Back in her son’s pediatric hospital room on the 8th floor, Lisa asked us to join hands and pray. I vaguely recalled that maybe her husband was a preacher or minister. Praying together and out loud outside of the confines of a church or temple wasn’t exactly in our wheelhouse, my husband and I. We weren’t even from the same religious background as each other, a topic that had been long discussed in our marriage. But we didn’t hesitate for a moment. I would have done whatever was asked of me in that moment so long as it was in the name of delivering our baby safely into the world. We set down the heavy bags and clasped hands, my husband’s clammy and Lisa’s warm and dry. I closed my eyes.
Slowing down during this pregnancy had been a monumental task. Slowing down meant listening to the thoughts in my head and those thoughts were dark and scary. A woman’s body should produce a healthy baby and mine had failed. I didn’t have what it takes to take care of a gravely ill child, I could barely figure out how to parent my young daughter. And perhaps the most haunting: I did not know how I would survive if he did not. Lucky for me as the pregnancy progressed, it became medicalized and I didn’t have much time to think. I was working full time, traveling across the city twice a week to get hooked up the heart rate monitor, seeing a pediatric cardiologist routinely, commuting, and trying to get my 20 month old to take a nap on the weekends.
When I closed my eyes in that funny shaped hospital room in the presence of Lisa something shifted. The frenetic energy I had been carrying left my body. A calming presence washed over me and I felt the deepest moment of peace. I sensed with certainty that I was going to make it through whatever came next for us. It was a knowing that had been there all along, accompanied by gritted teeth and curled lips, white-knuckling it. In Lisa’s presence I knew I was going to make it through with grace, that we would be cared for, and that somehow, I would be ok.

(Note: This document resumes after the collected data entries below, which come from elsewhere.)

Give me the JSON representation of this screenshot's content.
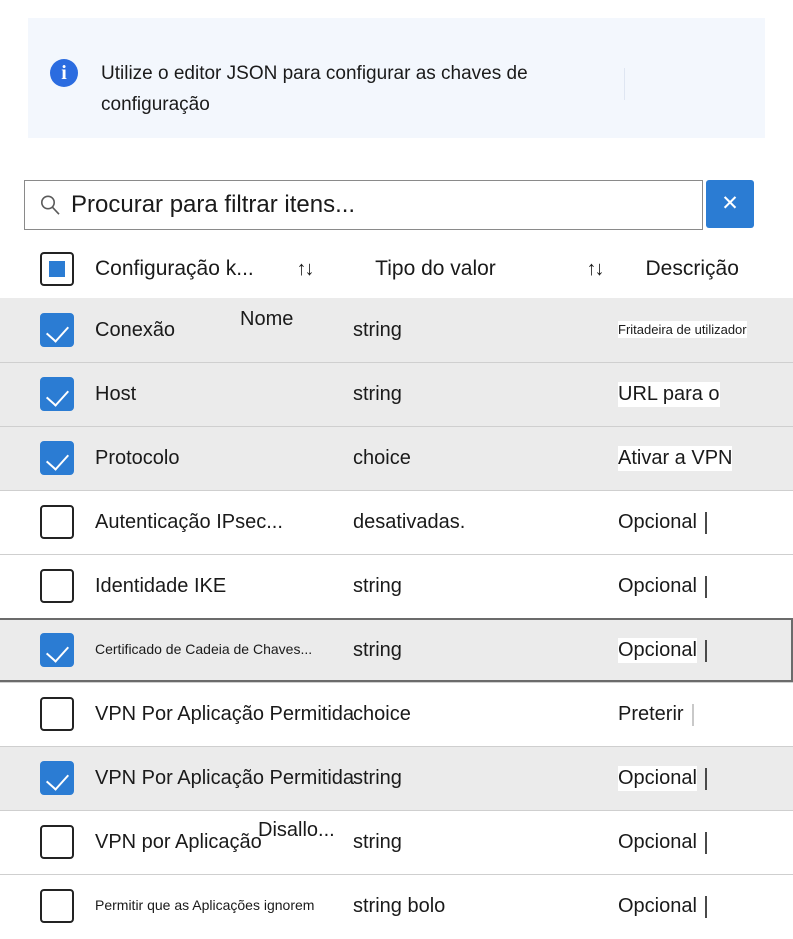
{
  "banner": {
    "icon": "info-icon",
    "text": "Utilize o editor JSON para configurar as chaves de configuração"
  },
  "search": {
    "icon": "search-icon",
    "placeholder": "Procurar para filtrar itens...",
    "value": "",
    "clear_label": "✕"
  },
  "table": {
    "header": {
      "select_all_state": "indeterminate",
      "columns": [
        {
          "label": "Configuração k...",
          "sort_icon": "↑↓"
        },
        {
          "label": "Tipo do valor",
          "sort_icon": "↑↓"
        },
        {
          "label": "Descrição",
          "sort_icon": ""
        }
      ]
    },
    "rows": [
      {
        "checked": true,
        "shaded": true,
        "focused": false,
        "key": "Conexão",
        "key_overlay": "Nome",
        "key_small": false,
        "type": "string",
        "desc": "Fritadeira de utilizador",
        "desc_small": true,
        "desc_clip": false
      },
      {
        "checked": true,
        "shaded": true,
        "focused": false,
        "key": "Host",
        "key_overlay": "",
        "key_small": false,
        "type": "string",
        "desc": "URL para o",
        "desc_small": false,
        "desc_clip": false
      },
      {
        "checked": true,
        "shaded": true,
        "focused": false,
        "key": "Protocolo",
        "key_overlay": "",
        "key_small": false,
        "type": "choice",
        "desc": "Ativar a VPN",
        "desc_small": false,
        "desc_clip": false
      },
      {
        "checked": false,
        "shaded": false,
        "focused": false,
        "key": "Autenticação IPsec...",
        "key_overlay": "",
        "key_small": false,
        "type": "desativadas.",
        "desc": "Opcional",
        "desc_small": false,
        "desc_clip": true
      },
      {
        "checked": false,
        "shaded": false,
        "focused": false,
        "key": "Identidade IKE",
        "key_overlay": "",
        "key_small": false,
        "type": "string",
        "desc": "Opcional",
        "desc_small": false,
        "desc_clip": true
      },
      {
        "checked": true,
        "shaded": true,
        "focused": true,
        "key": "Certificado de Cadeia de Chaves...",
        "key_overlay": "",
        "key_small": true,
        "type": "string",
        "desc": "Opcional",
        "desc_small": false,
        "desc_clip": true
      },
      {
        "checked": false,
        "shaded": false,
        "focused": false,
        "key": "VPN Por Aplicação Permitida",
        "key_overlay": "",
        "key_small": false,
        "type": "choice",
        "desc": "Preterir",
        "desc_small": false,
        "desc_clip": true
      },
      {
        "checked": true,
        "shaded": true,
        "focused": false,
        "key": "VPN Por Aplicação Permitida",
        "key_overlay": "",
        "key_small": false,
        "type": "string",
        "desc": "Opcional",
        "desc_small": false,
        "desc_clip": true
      },
      {
        "checked": false,
        "shaded": false,
        "focused": false,
        "key": "VPN por Aplicação",
        "key_overlay": "Disallo...",
        "key_small": false,
        "type": "string",
        "desc": "Opcional",
        "desc_small": false,
        "desc_clip": true
      },
      {
        "checked": false,
        "shaded": false,
        "focused": false,
        "key": "Permitir que as Aplicações ignorem",
        "key_overlay": "",
        "key_small": true,
        "type": "string bolo",
        "desc": "Opcional",
        "desc_small": false,
        "desc_clip": true
      }
    ]
  },
  "colors": {
    "accent": "#2b7cd3",
    "banner_bg": "#f3f7fd",
    "info_icon": "#2b6ce0",
    "row_shaded": "#ebebeb",
    "focus_border": "#6b6b6b"
  }
}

I cannot recall even one word she spoke in that tiny prayer circle, but the energy and love she poured into my brokenness has stuck with me. It’s been almost a decade since that fateful night and I can still feel the radiance of this woman and the impact she had on our lives.
Isn’t this what we all need in our times of deepest despair? Someone to see your pain, truly see it as their own. To stand up for you, ease your burden, and hold all of your baggage even for just a moment.
Our baby boy was born in a crowded room just 12 hours after that encounter. By some miracle, he left the hospital one week later, after a procedure on the first day of his life and without undergoing the open heart surgery we so worried about. My son is now seven years old and has spent significantly fewer nights in the hospital than Lisa’s little boy had at one year old.
I think about her often and the courage it took to stand beside us that night, with her own baby next to us, his future very uncertain. In retrospect, it was such a small gesture and yet the impact it had on us so profound. I try to channel Lisa as I go deep with people into the darkness of their stories. I remind myself that I don’t need grand gestures to make a difference. It’s more important to simply show up and offer what I already have to give.